Il Fondo Monetario Internazionale ha pubblicato ieri il rapporto sulla zona euro, presentando la situazione del primo semestre del 2015 e le previsioni per il futuro con tanto di raccomandazioni a livello nazionale e per l’intera eurozona. Non pago degli effetti negativi che le politiche di austerità, consigliate e in alcuni casi imposte dall’FMI stesso, hanno provocato, la ricetta è sempre la stessa: più austerità per tutti e nessuna visione, se non quella di una società governata dai meccanismi della finanza e degli interessi di pochi. Seguendo questi consigli, l’Italia- si dice- potrà vedere il proprio tasso di disoccupazione ritornare ai livelli pre-crisi, tra vent’anni.

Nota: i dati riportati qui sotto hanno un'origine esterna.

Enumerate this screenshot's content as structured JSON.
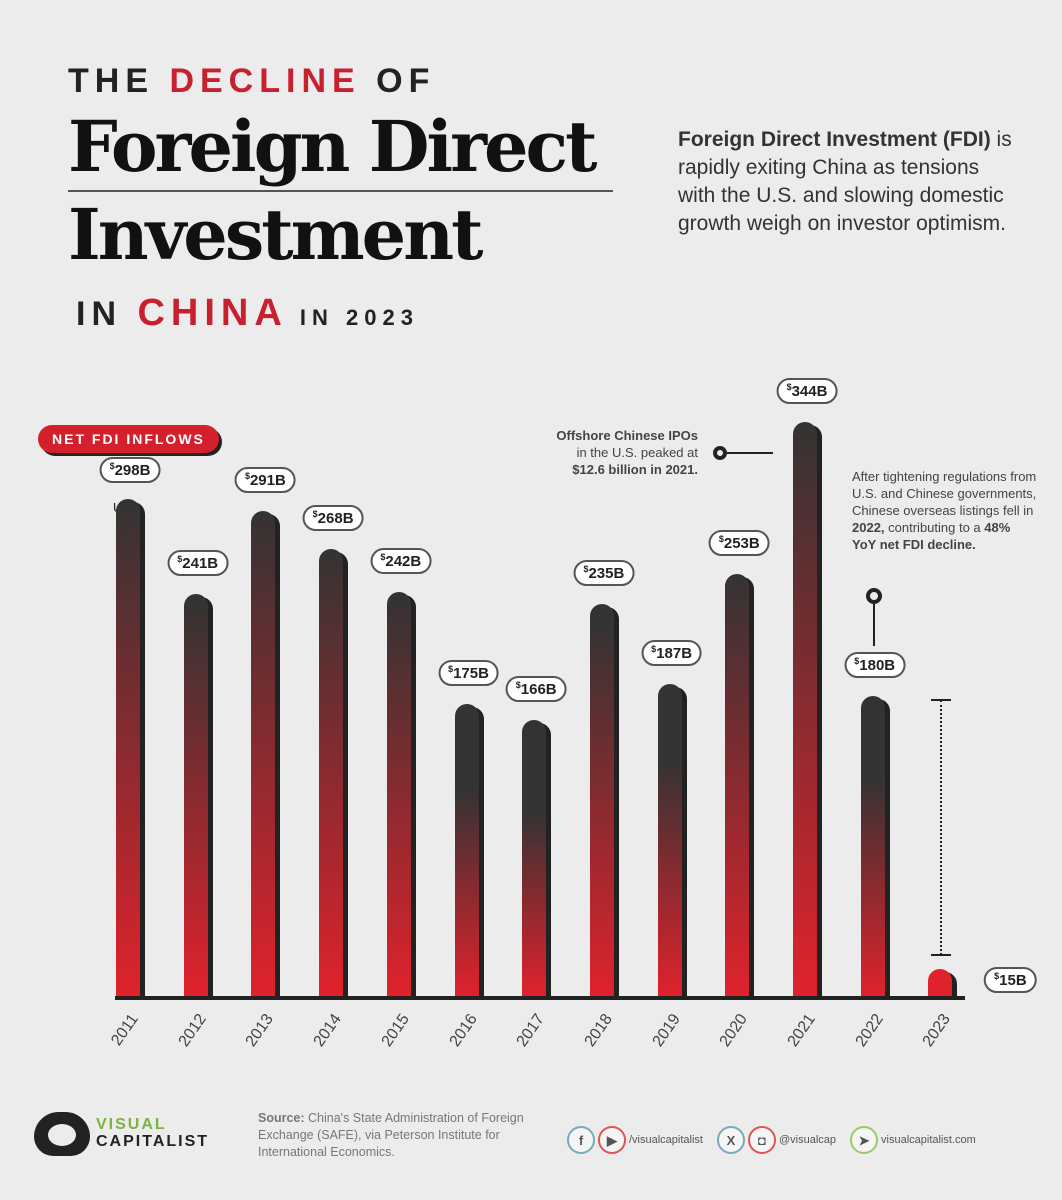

L’Fmi sostiene che per la ripresa si stia rafforzando, grazie all’euro debole rispetto al dollaro, il prezzo del petrolio moderato, ma anche all’aumento della domanda interna (pressoché nulla nel caso italiano) e all’intervento della Bce, attraverso il quantative easing. In questo contesto, continua il rapporto, le previsioni di crescita del Pil dell’intera zona euro segnano una crescita dell’1.5% quest’anno e dell’1.7% per il 2016. La crescita negativa del tasso di inflazione dovrebbe arrestarsi e raggiungere l’1.1% l’anno prossimo.

Conoscendo l’inattendibilità delle previsioni del Fondo non rimane che diffidare, soprattutto alla luce delle raccomandazioni, che costituiscono nient’altro che il megafono di un disco rotto, in cui non si parla mai di diritti e del benessere della maggioranza della popolazione, quella che più di tutti subisce la crisi, che vede i propri spazi di democrazia restringersi quotidianamente per fare spazio ai capitali e a quei pochi che da questi possono trarre profitto.

Infatti, se da un lato non è più possibile negare che limitati livelli di domanda aggregata, bassi investimenti e scarsa produttività minano il potenziale di crescita e rendono le economie vulnerabili, dall’altro, si richiede un’accelerazione delle riforme strutturali. E’ interessante notare come l’Fmi ci tenga a sottolineare che solo quegli Stati che hanno ancora margini di manovra, permessi dal rispetto dei vincoli imposti dai trattati europei, possono cimentarsi in una politica fiscale che favorisca gli investimenti e contemporaneamente le riforme strutturali.

Si persevera nell’idea, infondata stando ai fatti, secondo cui un miglioramento del sistema bancario aumenterebbe il credito alle imprese, che automaticamente sceglierebbero di investire di più. La storia però va nella direzione opposta e tale atteggiamento dogmatico da parte dell’Fmi non pare più giustificabile. Le imprese non investono nell’economia reale soprattutto in un contesto che premia i profitti e non l’innovazione, come nel caso degli sgravi sul costo del lavoro promossi dal governo Renzi. Proprio ieri, dagli ultimi dati del ministero del Lavoro emerge che il numero di contratti a tempo indeterminato al netto delle cessazioni sono tornati ad essere negativi a giugno.

Come se non bastasse, l’Fmi ci tiene a sottolineare l’importanza del Ttip per la crescita del Pil e della produttività, senza però dire quale sarà il costo sociale e democratico che dovremo sopportare a fronte di un miglioramento da prefisso telefonico previsto.

Mentre si tace sull’arretramento tecnologico in cui vivono ormai da decenni le economie europee, si evoca maggiore liberalizzazione del mercato dei capitali, fenomeno che ha favorito il dumping fiscale a discapito dei bilanci pubblici nazionali e la possibilità per i governi di disporre di quelle risorse di bilancio utili agli investimenti e alla redistribuzione dei redditi e delle ricchezze.